To redefine growth (and also rescue the American Dream), we thus must see what insights and lessons we can find in: (1) the origins of economic growth; and (2) U.S. experience with economic growth.



Mayu says:

By examining the origins of economic growth and U.S. experience with it, Dr. Swerdlow brings up a correlation between the Industrial Revolution and the formation of what is today the United States.
I wonder what the world would look like if a different country, instead of the United States, had gained hegemony in international relations.
With visible signs of decline in U.S. primacy, we may see the emergence of an alternative paradigm. Or see more of the same.
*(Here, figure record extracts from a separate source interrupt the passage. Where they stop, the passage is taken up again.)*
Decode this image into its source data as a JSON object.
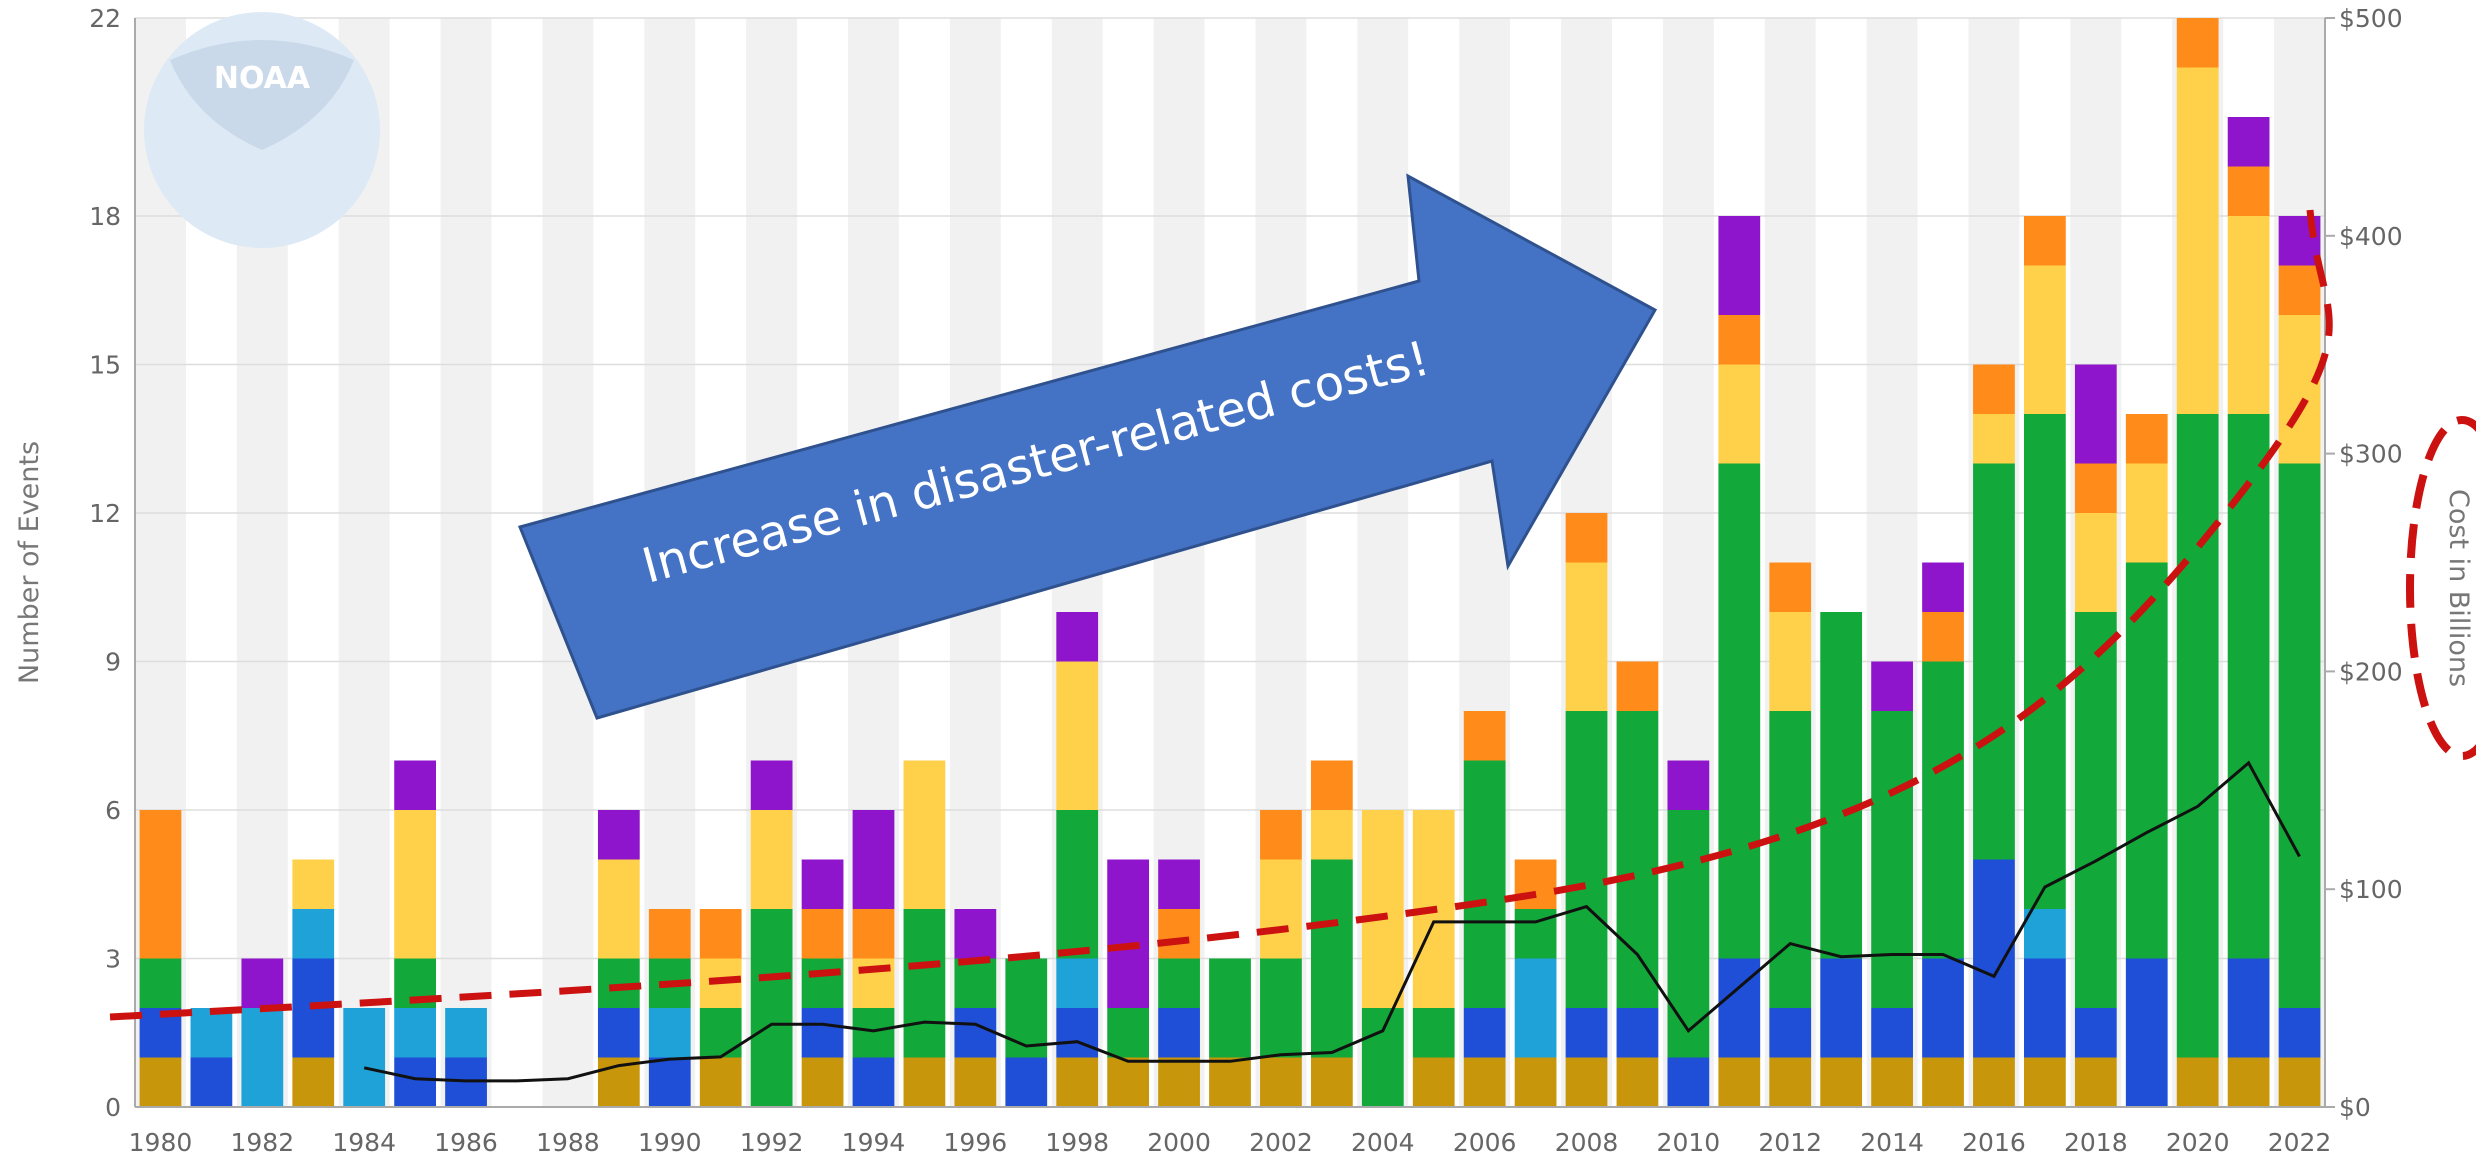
{
  "chart_data": {
    "type": "bar",
    "stacked": true,
    "x_categories": [
      "1980",
      "1981",
      "1982",
      "1983",
      "1984",
      "1985",
      "1986",
      "1987",
      "1988",
      "1989",
      "1990",
      "1991",
      "1992",
      "1993",
      "1994",
      "1995",
      "1996",
      "1997",
      "1998",
      "1999",
      "2000",
      "2001",
      "2002",
      "2003",
      "2004",
      "2005",
      "2006",
      "2007",
      "2008",
      "2009",
      "2010",
      "2011",
      "2012",
      "2013",
      "2014",
      "2015",
      "2016",
      "2017",
      "2018",
      "2019",
      "2020",
      "2021",
      "2022"
    ],
    "x_tick_labels": [
      "1980",
      "1982",
      "1984",
      "1986",
      "1988",
      "1990",
      "1992",
      "1994",
      "1996",
      "1998",
      "2000",
      "2002",
      "2004",
      "2006",
      "2008",
      "2010",
      "2012",
      "2014",
      "2016",
      "2018",
      "2020",
      "2022"
    ],
    "ylabel": "Number of Events",
    "ylim": [
      0,
      22
    ],
    "y_ticks": [
      "0",
      "3",
      "6",
      "9",
      "12",
      "15",
      "18",
      "22"
    ],
    "y2label": "Cost in Billions",
    "y2lim": [
      0,
      500
    ],
    "y2_ticks": [
      "$0",
      "$100",
      "$200",
      "$300",
      "$400",
      "$500"
    ],
    "grid": true,
    "series_colors": [
      "#c8960a",
      "#1f4fd6",
      "#1fa2d8",
      "#12a83a",
      "#ffd04a",
      "#ff8c1a",
      "#8e15cc"
    ],
    "stacks": [
      [
        1,
        1,
        0,
        1,
        0,
        3
      ],
      [
        0,
        1,
        1,
        0,
        0,
        0
      ],
      [
        0,
        0,
        2,
        0,
        0,
        0,
        1
      ],
      [
        1,
        2,
        1,
        0,
        1,
        0
      ],
      [
        0,
        0,
        2,
        0,
        0,
        0
      ],
      [
        0,
        1,
        1,
        1,
        3,
        0,
        1
      ],
      [
        0,
        1,
        1,
        0,
        0,
        0
      ],
      [
        0,
        0,
        0,
        0,
        0,
        0
      ],
      [
        0,
        0,
        0,
        0,
        0,
        0
      ],
      [
        1,
        1,
        0,
        1,
        2,
        0,
        1
      ],
      [
        0,
        1,
        1,
        1,
        0,
        1
      ],
      [
        1,
        0,
        0,
        1,
        1,
        1
      ],
      [
        0,
        0,
        0,
        4,
        2,
        0,
        1
      ],
      [
        1,
        1,
        0,
        1,
        0,
        1,
        1
      ],
      [
        0,
        1,
        0,
        1,
        1,
        1,
        2
      ],
      [
        1,
        0,
        0,
        3,
        3,
        0
      ],
      [
        1,
        1,
        0,
        1,
        0,
        0,
        1
      ],
      [
        0,
        1,
        0,
        2,
        0,
        0
      ],
      [
        1,
        1,
        1,
        3,
        3,
        0,
        1
      ],
      [
        1,
        0,
        0,
        1,
        0,
        0,
        3
      ],
      [
        1,
        1,
        0,
        1,
        0,
        1,
        1
      ],
      [
        1,
        0,
        0,
        2,
        0,
        0
      ],
      [
        1,
        0,
        0,
        2,
        2,
        1
      ],
      [
        1,
        0,
        0,
        4,
        1,
        1
      ],
      [
        0,
        0,
        0,
        2,
        4,
        0
      ],
      [
        1,
        0,
        0,
        1,
        4,
        0
      ],
      [
        1,
        1,
        0,
        5,
        0,
        1
      ],
      [
        1,
        0,
        2,
        1,
        0,
        1
      ],
      [
        1,
        1,
        0,
        6,
        3,
        1
      ],
      [
        1,
        1,
        0,
        6,
        0,
        1
      ],
      [
        0,
        1,
        0,
        5,
        0,
        0,
        1
      ],
      [
        1,
        2,
        0,
        10,
        2,
        1,
        2
      ],
      [
        1,
        1,
        0,
        6,
        2,
        1
      ],
      [
        1,
        2,
        0,
        7,
        0,
        0
      ],
      [
        1,
        1,
        0,
        6,
        0,
        0,
        1
      ],
      [
        1,
        2,
        0,
        6,
        0,
        1,
        1
      ],
      [
        1,
        4,
        0,
        8,
        1,
        1
      ],
      [
        1,
        2,
        1,
        10,
        3,
        1
      ],
      [
        1,
        1,
        0,
        8,
        2,
        1,
        2
      ],
      [
        0,
        3,
        0,
        8,
        2,
        1
      ],
      [
        1,
        0,
        0,
        13,
        7,
        1
      ],
      [
        1,
        2,
        0,
        11,
        4,
        1,
        1
      ],
      [
        1,
        1,
        0,
        11,
        3,
        1,
        1
      ]
    ],
    "cost_line_black": [
      null,
      null,
      null,
      null,
      18,
      13,
      12,
      12,
      13,
      19,
      22,
      23,
      38,
      38,
      35,
      39,
      38,
      28,
      30,
      21,
      21,
      21,
      24,
      25,
      35,
      85,
      85,
      85,
      92,
      70,
      35,
      55,
      75,
      69,
      70,
      70,
      60,
      101,
      113,
      126,
      138,
      158,
      115
    ]
  },
  "callout": {
    "text": "Increase in disaster-related costs!"
  },
  "logo": {
    "text": "NOAA"
  }
}
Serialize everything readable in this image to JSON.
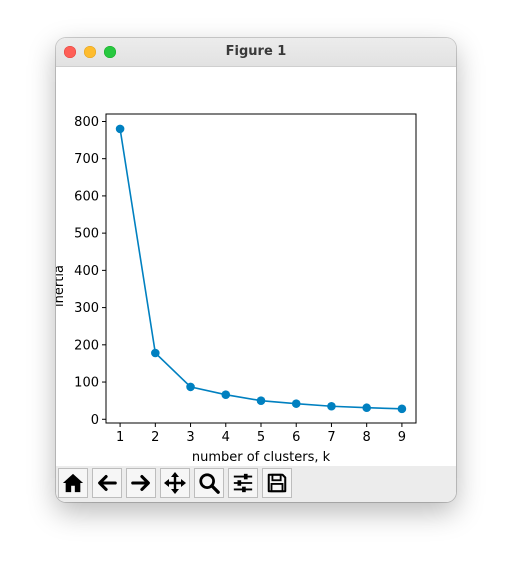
{
  "window": {
    "title": "Figure 1"
  },
  "toolbar": {
    "buttons": [
      {
        "name": "home-button",
        "icon": "home-icon"
      },
      {
        "name": "back-button",
        "icon": "arrow-left-icon"
      },
      {
        "name": "forward-button",
        "icon": "arrow-right-icon"
      },
      {
        "name": "pan-button",
        "icon": "move-icon"
      },
      {
        "name": "zoom-button",
        "icon": "search-icon"
      },
      {
        "name": "configure-subplots-button",
        "icon": "sliders-icon"
      },
      {
        "name": "save-button",
        "icon": "save-icon"
      }
    ]
  },
  "chart_data": {
    "type": "line",
    "title": "",
    "xlabel": "number of clusters, k",
    "ylabel": "inertia",
    "x": [
      1,
      2,
      3,
      4,
      5,
      6,
      7,
      8,
      9
    ],
    "series": [
      {
        "values": [
          780,
          178,
          87,
          66,
          50,
          42,
          35,
          31,
          28
        ],
        "color": "#0080c0",
        "marker": "circle"
      }
    ],
    "xticks": [
      1,
      2,
      3,
      4,
      5,
      6,
      7,
      8,
      9
    ],
    "yticks": [
      0,
      100,
      200,
      300,
      400,
      500,
      600,
      700,
      800
    ],
    "xlim": [
      0.6,
      9.4
    ],
    "ylim": [
      -10,
      820
    ],
    "grid": false
  }
}
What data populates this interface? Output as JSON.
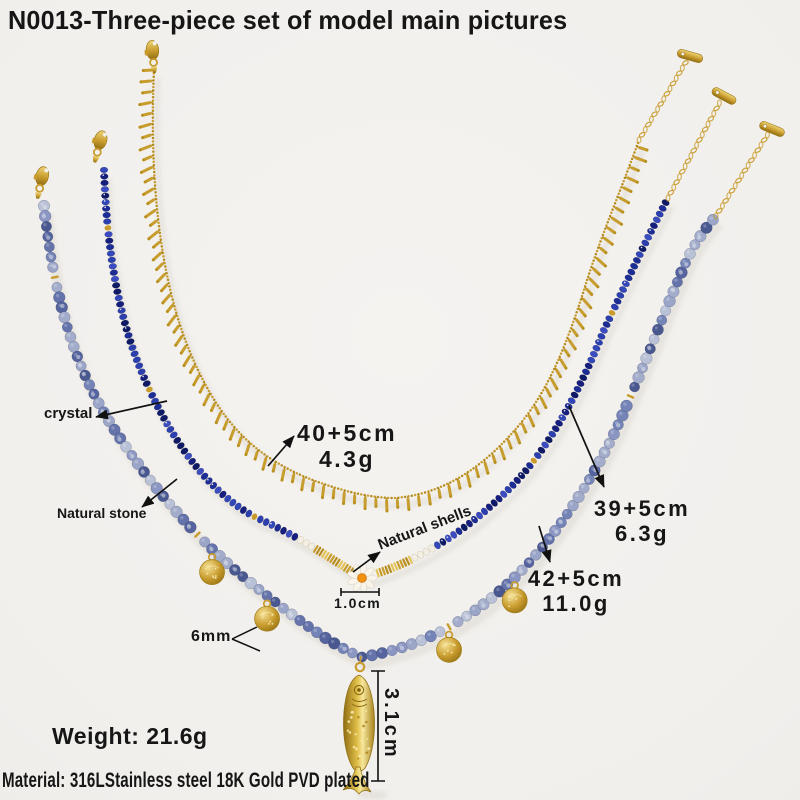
{
  "title": "N0013-Three-piece set of model main pictures",
  "annotations": {
    "fringe_size": "40+5cm",
    "fringe_weight": "4.3g",
    "crystal_size": "39+5cm",
    "crystal_weight": "6.3g",
    "stone_size": "42+5cm",
    "stone_weight": "11.0g",
    "crystal_label": "crystal",
    "stone_label": "Natural stone",
    "shells_label": "Natural shells",
    "shell_size": "1.0cm",
    "coin_size": "6mm",
    "fish_length": "3.1cm"
  },
  "footer": {
    "weight": "Weight: 21.6g",
    "material": "Material: 316LStainless steel 18K Gold PVD plated"
  },
  "colors": {
    "background": "#f1efec",
    "text": "#161616",
    "gold": "#c89b2d",
    "gold_light": "#eed577",
    "gold_dark": "#8f6d12",
    "daisy_center": "#f29111",
    "daisy_petal": "#f8f4ea",
    "crystal_blues": [
      "#2c3fae",
      "#1d2d96",
      "#3a4cc0",
      "#161f7d",
      "#3247b8",
      "#0f1a66"
    ],
    "stone_blues": [
      "#6474ab",
      "#8b97c2",
      "#55649e",
      "#a3adcb",
      "#7484b6",
      "#4a5890",
      "#b9c1d6",
      "#9aa5c8"
    ]
  }
}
Joel L. Swerdlow, Ph.D. says:

We must, I’d like to suggest, go very slowly at this point–ponder the fact that has attracted your attention: the U.S. and economic growth were born at the same time! This gives us, among other things, new ways to look at both the U.S. and economic growth. And it raises great questions. What if for the first time, to cite just one example, the U.S. must now learn how to live–and establish its self-identity– without economic growth?
You mention “hegemony in international affairs.” We’ll encounter this, too, in future entries. When exactly, for example, did the U.S. get the notion that we always must be “Number One”? It’s not in the writings of Thomas Jefferson, the Federalist Papers or any of our other founding documents.
A tease to what lies ahead: during our Civil War, many members of the British aristocracy wanted the South to win, not because they favored slavery, but because they knew that unless the U.S. split into pieces it would one day replace Great Britain as the world’s leading power.

Mayu says:

I don’t think that the founders of the United States could even really think about the future dominance of the country they were forming.
But now it has become a large part of our identity, and we point to our economic might in justifying that position.
The fact that our economy is faltering while there is this perceived threat of Chinese and Indian ascendancy will definitely change many things: the balance of power among nations, the way we view ourselves, the way we live, and more.